I actually haven’t played a single game on the iPad yet.  I have one installed (Harry Potter Lego), but I got this to be a work device, so I’m trying to keep the clutter of of it as long as I can.  I do foresee angry birds on this in the near future though!

Final Thoughts

I own a first generation iPod Touch and an iPhone 3Gs.  When I got back to install someone on the 1st gen Touch, it feels slow.  It’s not really any slower than when it was my primary iOS device, but the shift to the 3Gs was just that dramatic.  The shift to the iPad 2 from the iPad 1 isn’t quite as dramatic, but it certainly feels similar.  It is a very dramatic switch.

Give me a day or two, and I’ll post a bit on how I want to make use of the iPad in ministry.

In Line with the Crowd

Last year we were given money in order to purchase an iPad for my son, who has ocular albinism. We got it so he would be able to read, especially the Bible (thank you Olive Tree, for your excellent reader). Since then, the iPad has become the way my son interacts in worship. We put on the lyrics, the worship slides, and the readings on it’s wonderful screen – and it allows our son to participate.

I also fell in love with device, and when my birthday came around I determined that I would get one myself.

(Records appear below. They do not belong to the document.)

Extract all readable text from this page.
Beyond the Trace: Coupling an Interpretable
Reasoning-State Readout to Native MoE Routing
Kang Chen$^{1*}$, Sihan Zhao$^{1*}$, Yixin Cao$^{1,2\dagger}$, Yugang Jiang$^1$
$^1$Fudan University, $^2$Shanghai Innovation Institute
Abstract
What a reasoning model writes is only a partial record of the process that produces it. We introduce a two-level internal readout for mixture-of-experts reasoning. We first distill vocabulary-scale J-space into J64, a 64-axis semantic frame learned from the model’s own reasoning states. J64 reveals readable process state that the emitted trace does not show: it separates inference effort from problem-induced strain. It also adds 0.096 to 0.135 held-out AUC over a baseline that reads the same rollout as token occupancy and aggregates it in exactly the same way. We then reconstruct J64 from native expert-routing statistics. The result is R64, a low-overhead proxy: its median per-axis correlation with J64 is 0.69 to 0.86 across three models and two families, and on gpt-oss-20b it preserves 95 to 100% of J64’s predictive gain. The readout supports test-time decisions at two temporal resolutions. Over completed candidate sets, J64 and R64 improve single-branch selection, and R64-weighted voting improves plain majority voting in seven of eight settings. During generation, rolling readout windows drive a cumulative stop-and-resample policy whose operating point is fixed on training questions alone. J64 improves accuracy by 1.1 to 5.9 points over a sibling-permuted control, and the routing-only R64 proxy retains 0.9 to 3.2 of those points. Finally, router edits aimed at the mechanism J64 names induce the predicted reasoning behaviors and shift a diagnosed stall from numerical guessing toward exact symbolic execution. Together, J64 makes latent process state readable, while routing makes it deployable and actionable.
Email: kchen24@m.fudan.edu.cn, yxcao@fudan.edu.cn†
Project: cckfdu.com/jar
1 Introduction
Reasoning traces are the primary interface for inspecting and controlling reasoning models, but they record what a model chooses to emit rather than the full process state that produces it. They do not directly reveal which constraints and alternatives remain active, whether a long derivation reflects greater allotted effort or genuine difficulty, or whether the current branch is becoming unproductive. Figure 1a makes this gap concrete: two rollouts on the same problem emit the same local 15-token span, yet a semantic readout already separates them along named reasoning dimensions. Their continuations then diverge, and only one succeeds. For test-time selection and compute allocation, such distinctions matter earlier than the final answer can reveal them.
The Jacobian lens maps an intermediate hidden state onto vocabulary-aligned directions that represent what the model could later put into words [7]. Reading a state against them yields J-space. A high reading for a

Now, people might wonder why I just don’t use my son’s iPad and save the money. It’s a good question and it has a good answer, it is his iPad. The money we were given was specifically donated in order to help our son read and, while I have experimented with his iPad over the last year, I’ve done my best to remember that this is HIS device – given for HIS benefit. My experiments, however, have shown me the potential for and iPad – hence, I determined that I’d be getting one myself.

So, I was out yesterday with several hundred other nerds (waiting in line isn’t really even geeky, it’s a level below that) waiting for the appointed hour to arrive. I was also blessed to have a friend stand in line with me, thanks Vernl! It took about an hour for me, and the other wonderfully socially-awkward nerds around me, to get into the store. We arrived in line just after three o’clock, so Vernl and I waited about three hours. This wasn’t bad at all. I was out of range of Apple’s wifi, however, and At&T’s 3G was non-existent (400 yards from one of their stores, believe it or not). I turned off 3G and updated my social streams over edge. It was slow, but it worked.

When we got half-way through the line to the store, we were met by two Apple employees and received our “magic ticket” which assured us that there would be iPads in the store when we arrived (though there was no guarantee on the model). A short while later I was introduced to my personal agent for my purchase and announced exactly what I wanted. While she went off to get my iPad, I went over to pick out my “smart cover.” By the time I had it picked out, she had returned and I completed the transaction. I may have been in the store for 10 minutes.

The experience was a lot of fun. The people in line were hysterical, and I the Apple employees were a blast. I tried getting a picture with the guy at the door, but he said he wasn’t allowed to pose. This was a bummer, but with hundreds of people in line behind me I can understand the policy. The cheers in line as people held up their iPads reminded of The Empire Strikes Back when the speaker announced, “The first transport is away.” Like the people in the Rebel base, we were happy for the folks on the other side, but we also were wondering, “What about us?” I did think that being cheered by the staff on the way out was a bit odd, but it’s all part of the deal.

All in all, I’m glad I went. Look for my reflections on the iPad itself shortly.